J. C. Faulk
I was seven years old when Martin Luther King, Jr. was shot. On that day, I was indoctrinated into American racial fear. The bullet mortally wounded him, but it injured me deeply…as a young, first grade boy, I realized that I could die because of my skin color. Fear became a constant in my life after that.
As a young man, I became a diversity consultant for corporations, and I raised my daughter as a single parent, lived my life as others do, but I didn’t really face my fear until the uprising over Freddie Gray’s death. Standing in front of the burning CVS, I decided to stay out after curfew and stare down my fear. I found I could stay in the middle of race issues all night long and be ok. I find a love of self in that; this is what I have been born, or at a minimum conditioned, to do. Through the uprising, I found the freedom that I lost so long ago.
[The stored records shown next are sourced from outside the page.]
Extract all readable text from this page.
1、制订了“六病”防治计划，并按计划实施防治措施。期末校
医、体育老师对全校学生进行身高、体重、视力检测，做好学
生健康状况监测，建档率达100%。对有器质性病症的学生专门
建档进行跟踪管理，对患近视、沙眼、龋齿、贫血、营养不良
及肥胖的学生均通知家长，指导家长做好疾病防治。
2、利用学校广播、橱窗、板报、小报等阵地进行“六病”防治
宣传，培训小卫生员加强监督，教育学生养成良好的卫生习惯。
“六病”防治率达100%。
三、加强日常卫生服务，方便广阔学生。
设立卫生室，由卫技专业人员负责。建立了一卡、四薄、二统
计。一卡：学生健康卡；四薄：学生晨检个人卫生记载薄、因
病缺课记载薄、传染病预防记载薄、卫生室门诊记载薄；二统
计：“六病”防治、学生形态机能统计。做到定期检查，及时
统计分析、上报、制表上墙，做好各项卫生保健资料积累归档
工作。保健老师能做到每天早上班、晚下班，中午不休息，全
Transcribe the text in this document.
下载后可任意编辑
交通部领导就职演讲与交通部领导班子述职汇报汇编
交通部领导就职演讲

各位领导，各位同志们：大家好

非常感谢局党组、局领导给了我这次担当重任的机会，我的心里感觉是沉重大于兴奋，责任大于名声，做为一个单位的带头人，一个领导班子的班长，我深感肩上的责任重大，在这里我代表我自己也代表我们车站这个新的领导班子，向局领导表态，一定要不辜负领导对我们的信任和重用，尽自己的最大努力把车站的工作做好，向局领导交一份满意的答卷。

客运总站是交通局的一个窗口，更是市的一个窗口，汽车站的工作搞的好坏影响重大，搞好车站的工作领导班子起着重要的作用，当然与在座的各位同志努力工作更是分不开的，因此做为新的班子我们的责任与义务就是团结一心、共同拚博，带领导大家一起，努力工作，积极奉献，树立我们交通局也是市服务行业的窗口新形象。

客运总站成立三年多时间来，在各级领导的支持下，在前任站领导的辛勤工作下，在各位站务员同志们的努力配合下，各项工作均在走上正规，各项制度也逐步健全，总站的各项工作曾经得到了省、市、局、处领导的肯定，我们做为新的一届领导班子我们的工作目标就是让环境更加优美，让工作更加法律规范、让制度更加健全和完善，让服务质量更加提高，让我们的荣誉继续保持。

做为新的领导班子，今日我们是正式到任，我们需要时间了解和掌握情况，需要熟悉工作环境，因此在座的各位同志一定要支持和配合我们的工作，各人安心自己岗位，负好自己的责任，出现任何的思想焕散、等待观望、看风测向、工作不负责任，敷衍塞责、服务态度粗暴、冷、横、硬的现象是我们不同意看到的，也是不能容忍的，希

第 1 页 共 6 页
So beginning with a gathering of 12 people in my house, I formed Circles of Voices, LLC, a diversity and inclusion organization that brings people of very different backgrounds - socio-economic, racial, age, gender orientation- together to listen and get to know each other, and face down their own fears and biases. Despite our differences, we take time to listen to each other - not just with our ears, but also with our eyes and other senses.
We find that the vast majority of humans want to get along. We have an innate desire to love and be accepted, but life happens, and we get scared to be vulnerable. We put up boundaries and think we have to hide or fight. In Baltimore City, we live in silos. My goal is to get people out of their silos and talk to each other. We don’t have to be afraid. When we look in another’s eyes we see they breathe like we do. They feel lonely, too. We are alike in deep ways.
Circles of Voices, LLC has reached more than 2,000 participants so far, and we are growing fast. We have 50-60% newcomers at each meeting. I plan to increase these numbers in the coming years. I’d like to have 50,000 people, nearly 10% of the city, participating. At that point more of us will run into each other in the grocery store, and on the streets. I do this work because I want us to know each other, and in knowing each other, we accentuate the power of empathy and we increase the chance that our city will change.